The available 410-horsepower twin-turbo V-Sport model just seems pointless, however, and I’d be curious to see who actually springs for this.
Style-wise, the XTS is something of an odd duck. The front end, viewed head-on, is inoffensive, contains adequate brightwork and clearly marks this car as a Cadillac.
Side-on, the front end appears stumpy, with the leading edge of front door nearly touching the wheel well. A long, flowing crease originating at the front fender carries on to the rear of the car, breaking up the expanse of sheet metal and giving the long sedan less of a slab-sided look.
The XTS’s side crease, flowing roofline and sharply raked C-pillar are not unattractive – at the very least, the package is inoffensive, which is the design goal of many an automaker when trying to woo traditional return buyers.
Like the abbreviated front end, the rear deck can also be seen as stumpy, despite the car’s otherwise large rear overhang. Though it’s hard to see when an XTS is scooting past, the rear taillights actually have a vestigial tail fin thing going on.

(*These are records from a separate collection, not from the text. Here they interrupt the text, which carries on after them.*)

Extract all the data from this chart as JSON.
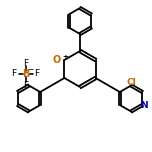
{
  "bg_color": "#ffffff",
  "line_color": "#000000",
  "bond_width": 1.3,
  "figsize": [
    1.52,
    1.52
  ],
  "dpi": 100,
  "text_color_black": "#000000",
  "text_color_blue": "#0000cc",
  "text_color_orange": "#cc6600",
  "text_O": "O",
  "text_N": "N",
  "text_Cl": "Cl",
  "plus_symbol": "+"
}
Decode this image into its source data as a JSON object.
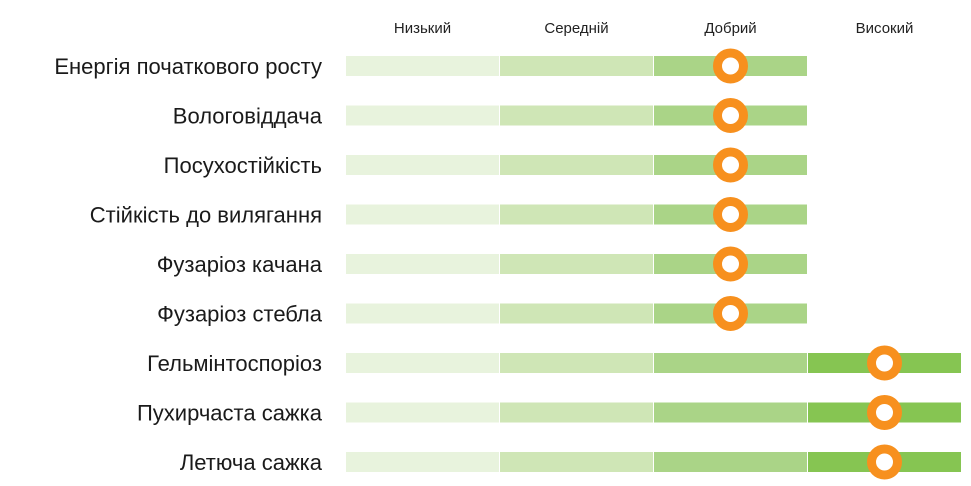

Certainly, towering fins were once the hallmark of Caddy design, so this represents a nod to the marque’s storied past. As well, given the vehicle’s short rear deck, the tiny fins serve to carry the car’s presence just a little bit further aft.
Overall, it’s something of a strange vehicle, but it’s one Cadillac clearly felt needed to exist.
How long will the XTS soldier on in the Cadillac lineup? Who knows, but it will be interesting to see what the design department does when it comes time for a mid-cycle refresh or even a full re-design.